他一直在寻找着那个声音。
他不怎么喜欢那种场合,每个人都站着,靠嘶吼去扯出气氛。台上表演者的脸小到看不见,宣传海报上名字最大的艺人只会在快结束时出现唱十五分鐘,但应该所有学校的校庆舞会都是这样的吧。原本不错的音乐作品在这种莫名其妙的气氛渲染下也没那么惊艷了,就像把高级餐点丢到泥泞的草丛中一样。
不过,也有高级餐点是掉进草丛后还是会想让人无视脏污执意去品尝的。那个声音就是这样的一道。充满着力量穿透过人群和五顏六色的灯光,像是一把枪开出的子弹,直直地射到了他脑中。就算到了高音那种魄力依然不减,透过麦克风也能被这样的声音所感动。
一曲唱完他甚至都忘了要鼓掌,主持人串场时,杨以航穿过人群找到了他。「欸抱歉家里有事迟到了??我看节目表我还看得到你妹上台。」他拍着他的肩膀说。聂予熙并没有回应,因为此时整个盈满着喧哗声的空虚世界中,好像只剩下他和几分鐘前还拿着麦克风的她两人。
聂予熙和焦橙的第一次见面,是在高中生最沉闷最崩溃的高三夏天来临前。
那是一场午后雷阵雨,雨下得很大,彷彿整个天空都随之振动一般。焦橙稳稳地拿住那把足够撑得下两个人的伞,伞顶的面积承受着如千把刀来势汹汹的雨势。鞋子从脚趾间开始感受到了潮气,她只想早点走回宿舍,换掉衣服之后舒舒服服地窝进被子里。
今天并不是什么好日子。早上醒来的时候李言甄传讯息和她说,我爸得了癌症。面对这个大学才交的新朋友,焦橙完全不想承担她的负面情绪,只是像个chatgpt一般回了些安慰的话,还隔了好几个小时才回,还好李言甄住家里不用每天早晚都见到她。
说实话,她真的不怎么在乎李言甄的父亲到底如何,只是这个坏消息还是成功让她觉得今天不是滋味。连带觉得暑热异常,这场雨也格外沉重。
就在这时,她听见了那段声音。
商学院大楼和宿舍间有块半露天的空间,有草坪、花卉和桌椅,天气好的时候会有人带着食物去那里吃,也适合晚上在那儿喝便利商店的酒。只是如今的倾盆大雨让那里乏人问津,除了那段声音的来源——
一个人,一个男的,随兴地靠着柱子坐在地上,屋簷的阴影把他整个人保护在里面。音乐很大声地外放,穿透了密集的雨声,传到了经过的焦橙耳中。焦橙不怎么懂音乐,大概知道那许是一首製作中的曲子旋律。焦橙临时改变了路线,决定从草坪中间切过去,换条路回宿舍。

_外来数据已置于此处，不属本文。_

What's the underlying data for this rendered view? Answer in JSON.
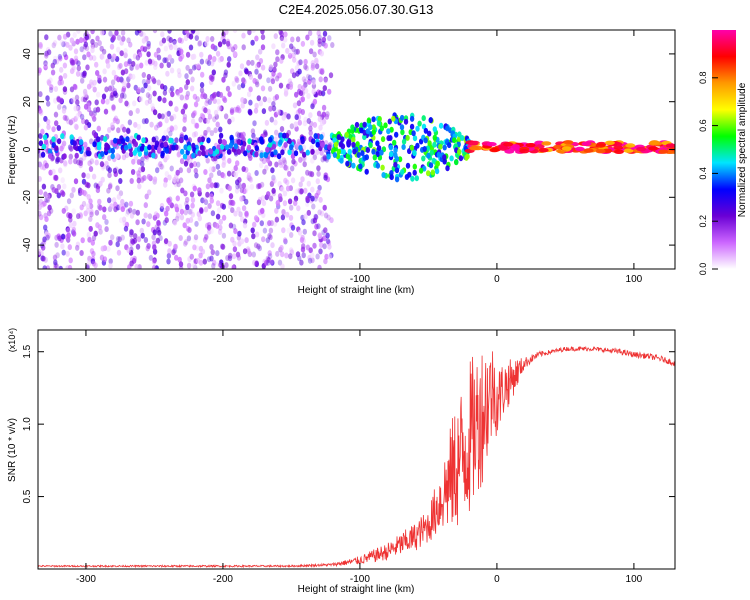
{
  "figure": {
    "title": "C2E4.2025.056.07.30.G13"
  },
  "chart_data": [
    {
      "type": "heatmap",
      "xlabel": "Height of straight line (km)",
      "ylabel": "Frequency (Hz)",
      "xlim": [
        -335,
        130
      ],
      "ylim": [
        -50,
        50
      ],
      "x_ticks": [
        -300,
        -200,
        -100,
        0,
        100
      ],
      "y_ticks": [
        -40,
        -20,
        0,
        20,
        40
      ],
      "colorbar": {
        "label": "Normalized spectral amplitude",
        "range": [
          0,
          1
        ],
        "ticks": [
          0.0,
          0.2,
          0.4,
          0.6,
          0.8
        ],
        "tick_labels": [
          "0.0",
          "0.2",
          "0.4",
          "0.6",
          "0.8"
        ],
        "colormap": [
          "#ffffff",
          "#cc66ff",
          "#6a00d5",
          "#0000ff",
          "#00e5ff",
          "#00ff00",
          "#ffff00",
          "#ff9900",
          "#ff0000",
          "#ff00aa"
        ]
      },
      "features": [
        {
          "x_range": [
            -335,
            -120
          ],
          "freq_range": [
            -50,
            50
          ],
          "level": 0.15
        },
        {
          "x_range": [
            -335,
            -120
          ],
          "freq_range": [
            -3,
            6
          ],
          "level": 0.3
        },
        {
          "x_range": [
            -120,
            -20
          ],
          "freq_range": [
            -15,
            12
          ],
          "level": 0.45
        },
        {
          "x_range": [
            -20,
            130
          ],
          "freq_range": [
            -1,
            3
          ],
          "level": 0.9
        }
      ]
    },
    {
      "type": "line",
      "xlabel": "Height of straight line (km)",
      "ylabel": "SNR (10 * v/v)",
      "scale_label": "(x10⁴)",
      "xlim": [
        -335,
        130
      ],
      "ylim": [
        0,
        1.65
      ],
      "x_ticks": [
        -300,
        -200,
        -100,
        0,
        100
      ],
      "y_ticks": [
        0.5,
        1.0,
        1.5
      ],
      "y_tick_labels": [
        "0.5",
        "1.0",
        "1.5"
      ],
      "color": "#ee3333",
      "x": [
        -335,
        -300,
        -250,
        -200,
        -150,
        -120,
        -100,
        -80,
        -60,
        -50,
        -45,
        -40,
        -35,
        -30,
        -25,
        -20,
        -15,
        -10,
        -5,
        -2,
        0,
        5,
        10,
        15,
        20,
        30,
        40,
        50,
        60,
        70,
        80,
        90,
        100,
        110,
        120,
        130
      ],
      "y": [
        0.02,
        0.02,
        0.02,
        0.02,
        0.02,
        0.03,
        0.06,
        0.12,
        0.22,
        0.3,
        0.4,
        0.5,
        0.6,
        0.7,
        0.8,
        0.9,
        1.0,
        1.1,
        1.2,
        1.25,
        1.15,
        1.25,
        1.3,
        1.36,
        1.42,
        1.48,
        1.5,
        1.52,
        1.52,
        1.52,
        1.51,
        1.5,
        1.48,
        1.47,
        1.45,
        1.42
      ],
      "noise_amplitude": [
        0.005,
        0.005,
        0.006,
        0.006,
        0.006,
        0.01,
        0.03,
        0.06,
        0.1,
        0.12,
        0.18,
        0.25,
        0.35,
        0.45,
        0.5,
        0.55,
        0.5,
        0.5,
        0.4,
        0.3,
        0.25,
        0.2,
        0.15,
        0.1,
        0.04,
        0.02,
        0.015,
        0.015,
        0.015,
        0.015,
        0.015,
        0.02,
        0.02,
        0.02,
        0.02,
        0.02
      ]
    }
  ]
}
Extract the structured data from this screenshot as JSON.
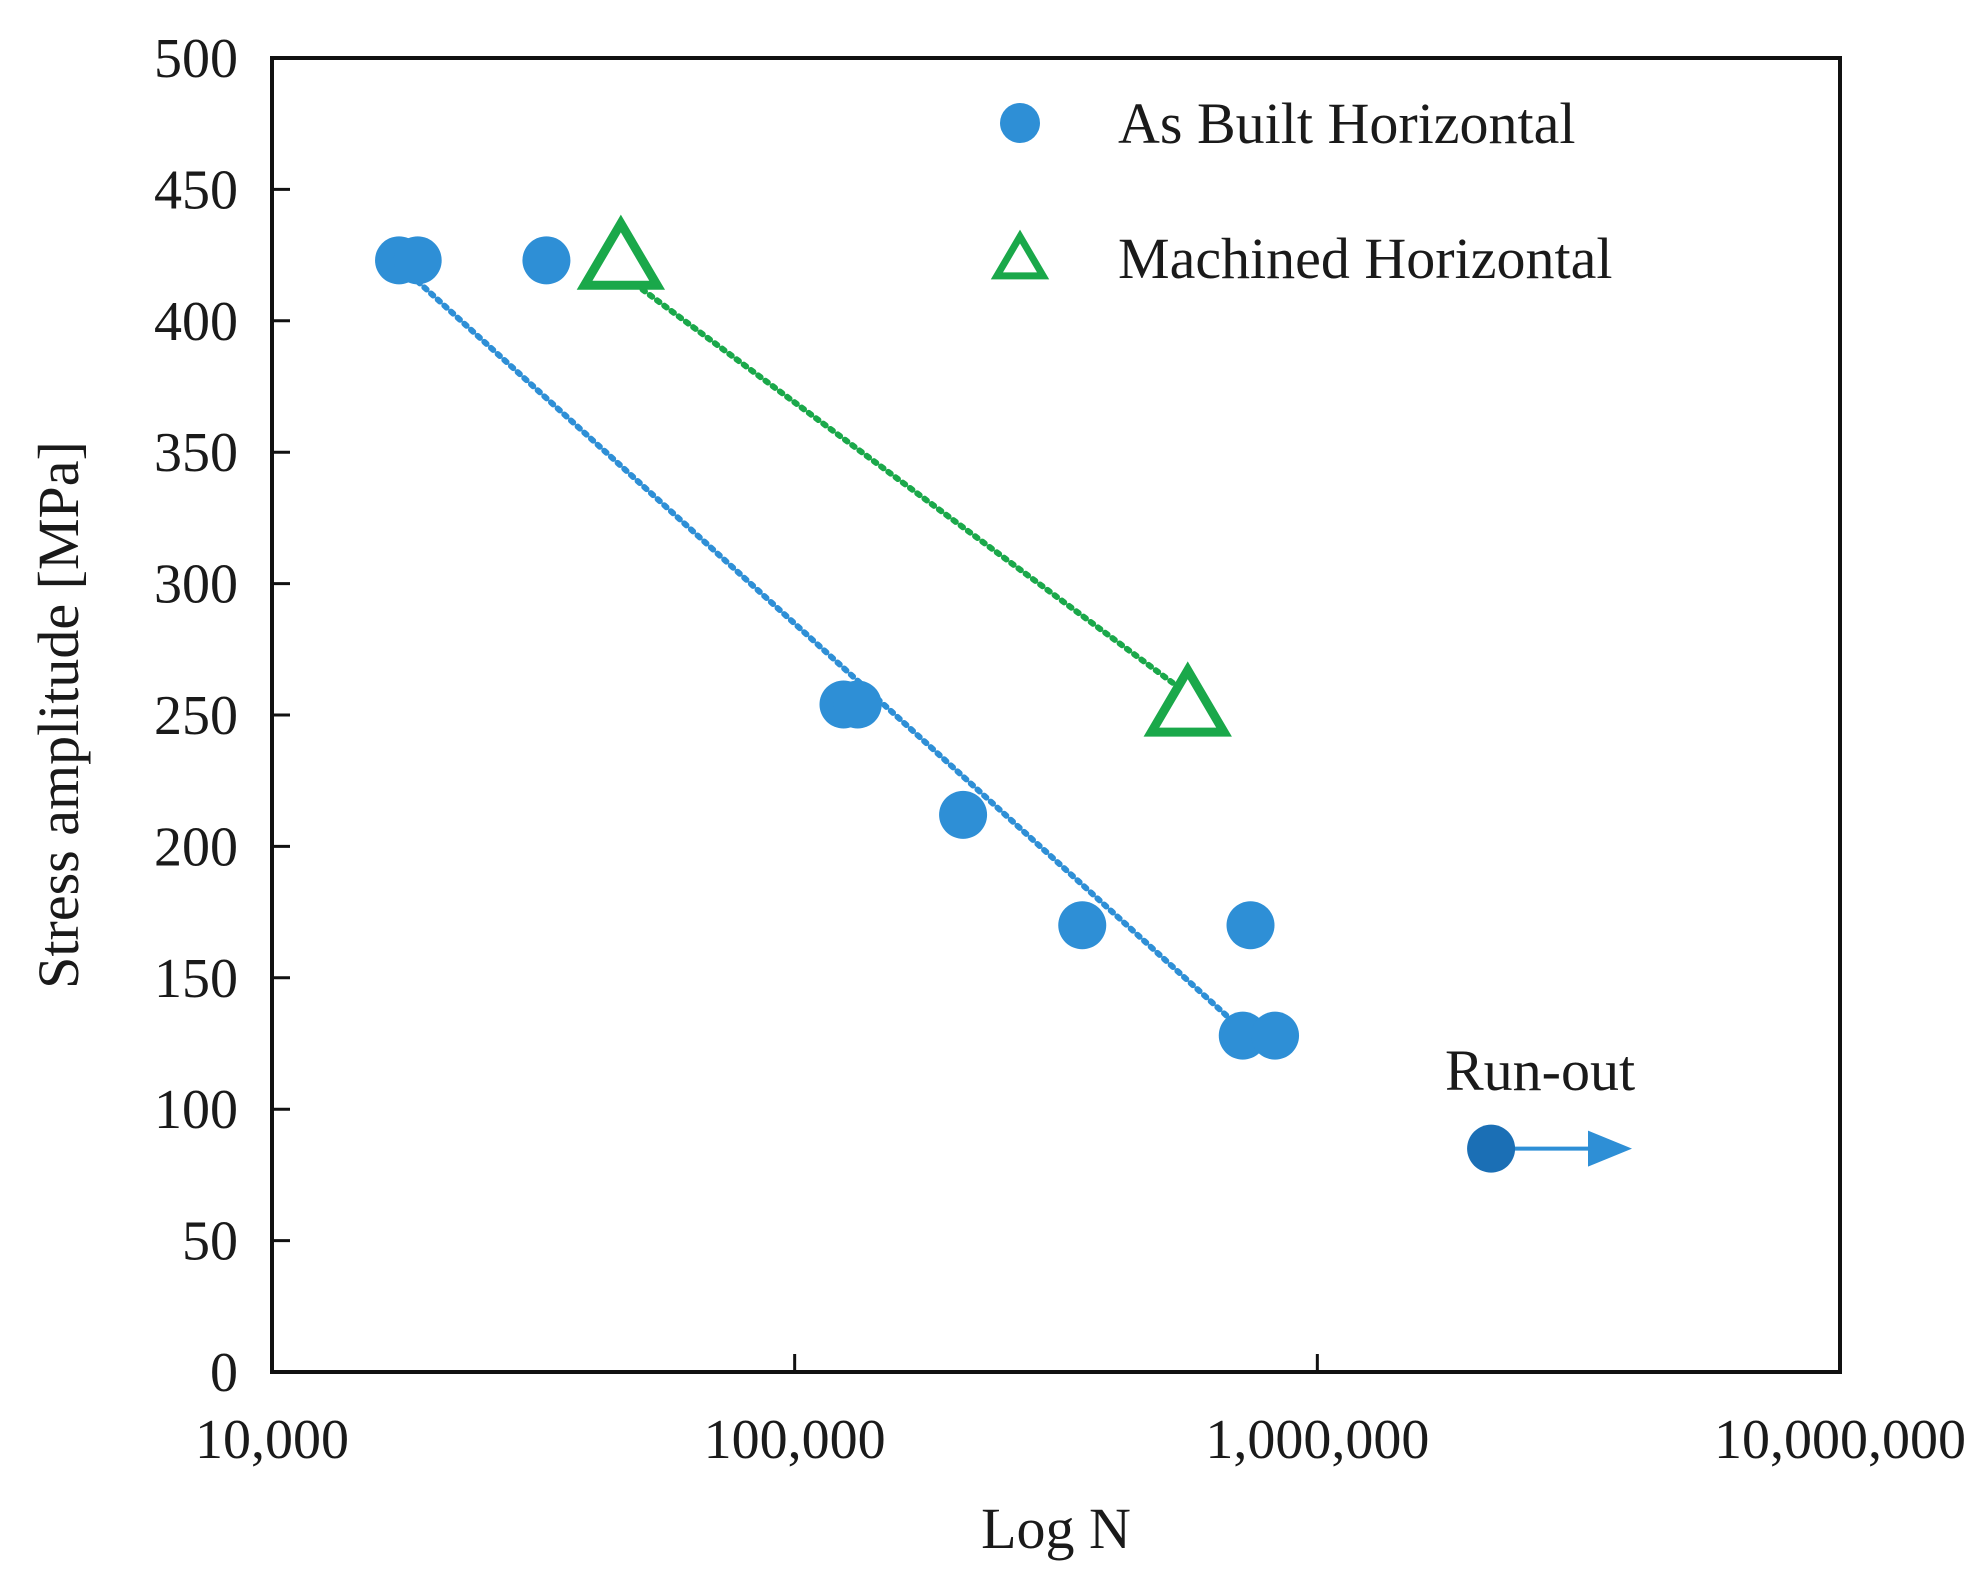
{
  "chart_data": {
    "type": "scatter",
    "title": "",
    "xlabel": "Log N",
    "ylabel": "Stress amplitude [MPa]",
    "x_scale": "log",
    "xlim": [
      10000,
      10000000
    ],
    "ylim": [
      0,
      500
    ],
    "x_ticks": [
      10000,
      100000,
      1000000,
      10000000
    ],
    "x_tick_labels": [
      "10,000",
      "100,000",
      "1,000,000",
      "10,000,000"
    ],
    "y_ticks": [
      0,
      50,
      100,
      150,
      200,
      250,
      300,
      350,
      400,
      450,
      500
    ],
    "y_tick_labels": [
      "0",
      "50",
      "100",
      "150",
      "200",
      "250",
      "300",
      "350",
      "400",
      "450",
      "500"
    ],
    "grid": false,
    "legend_position": "top-right",
    "series": [
      {
        "name": "As Built Horizontal",
        "marker": "circle",
        "color": "#2e8fd6",
        "points": [
          {
            "x": 17500,
            "y": 423
          },
          {
            "x": 19000,
            "y": 423
          },
          {
            "x": 33500,
            "y": 423
          },
          {
            "x": 124000,
            "y": 254
          },
          {
            "x": 132000,
            "y": 254
          },
          {
            "x": 210000,
            "y": 212
          },
          {
            "x": 355000,
            "y": 170
          },
          {
            "x": 745000,
            "y": 170
          },
          {
            "x": 720000,
            "y": 128
          },
          {
            "x": 830000,
            "y": 128
          }
        ],
        "trendline": {
          "style": "dotted",
          "from": {
            "x": 19000,
            "y": 415
          },
          "to": {
            "x": 720000,
            "y": 130
          }
        }
      },
      {
        "name": "Machined Horizontal",
        "marker": "triangle-open",
        "color": "#1aa84a",
        "points": [
          {
            "x": 46500,
            "y": 423
          },
          {
            "x": 565000,
            "y": 253
          }
        ],
        "trendline": {
          "style": "dotted",
          "from": {
            "x": 46500,
            "y": 418
          },
          "to": {
            "x": 565000,
            "y": 258
          }
        }
      }
    ],
    "runout": {
      "label": "Run-out",
      "point": {
        "x": 2150000,
        "y": 85
      },
      "arrow_to_x": 4000000,
      "color": "#1b6fb5"
    }
  }
}
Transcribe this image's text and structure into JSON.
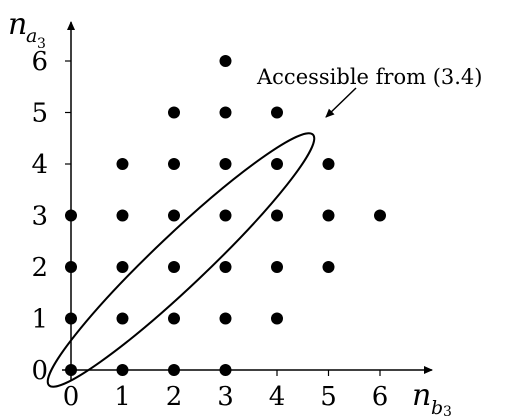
{
  "chart_data": {
    "type": "scatter",
    "title": "",
    "xlabel": {
      "base": "n",
      "sub": "b",
      "subsub": "3"
    },
    "ylabel": {
      "base": "n",
      "sub": "a",
      "subsub": "3"
    },
    "xlim": [
      0,
      6
    ],
    "ylim": [
      0,
      6
    ],
    "xticks": [
      "0",
      "1",
      "2",
      "3",
      "4",
      "5",
      "6"
    ],
    "yticks": [
      "0",
      "1",
      "2",
      "3",
      "4",
      "5",
      "6"
    ],
    "grid": false,
    "points": [
      [
        0,
        0
      ],
      [
        1,
        0
      ],
      [
        2,
        0
      ],
      [
        3,
        0
      ],
      [
        0,
        1
      ],
      [
        1,
        1
      ],
      [
        2,
        1
      ],
      [
        3,
        1
      ],
      [
        4,
        1
      ],
      [
        0,
        2
      ],
      [
        1,
        2
      ],
      [
        2,
        2
      ],
      [
        3,
        2
      ],
      [
        4,
        2
      ],
      [
        5,
        2
      ],
      [
        0,
        3
      ],
      [
        1,
        3
      ],
      [
        2,
        3
      ],
      [
        3,
        3
      ],
      [
        4,
        3
      ],
      [
        5,
        3
      ],
      [
        6,
        3
      ],
      [
        1,
        4
      ],
      [
        2,
        4
      ],
      [
        3,
        4
      ],
      [
        4,
        4
      ],
      [
        5,
        4
      ],
      [
        2,
        5
      ],
      [
        3,
        5
      ],
      [
        4,
        5
      ],
      [
        3,
        6
      ]
    ],
    "annotation": {
      "text": "Accessible from (3.4)",
      "region": "ellipse enclosing diagonal points (0,0) through (4,4)"
    }
  }
}
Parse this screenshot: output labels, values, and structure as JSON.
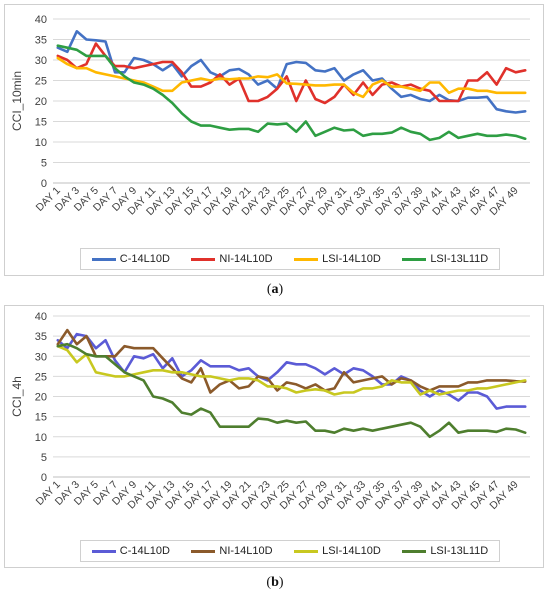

那人没有理会焦橙。只是全心全意专注在他腿上的笔记型电脑上,旁边散落着一个圆形的小包,似乎是拿来装耳罩式耳机的。那人眉头紧锁,按键盘的力气彷彿要把enter键敲下来一般,在这样彷彿把整个世界往下按的大雨中愣是搞出了熊熊燃烧、反其道而行之的感觉。
她注意到那人并不是因为他显得有多烦躁,而是从笔电喇叭里流淌出来的旋律吸引住了她。听一句还未製作完成的旋律就足以让人驻足,钢琴的音色带有力量,那力量中带点哀愁,而哀愁的核心??又是一种尖锐的,无法明说的东西。
刚刚那段全部去掉。焦橙想,实在太矛盾又不合语意,她要更仔细想才能想出符合那段声音的语句。只是雨势并不允许她在那条切过草坪的路上逗留太久,整个脚掌都湿了,她得早点回去才行,站在一个不认识的人前面太久好像很怪。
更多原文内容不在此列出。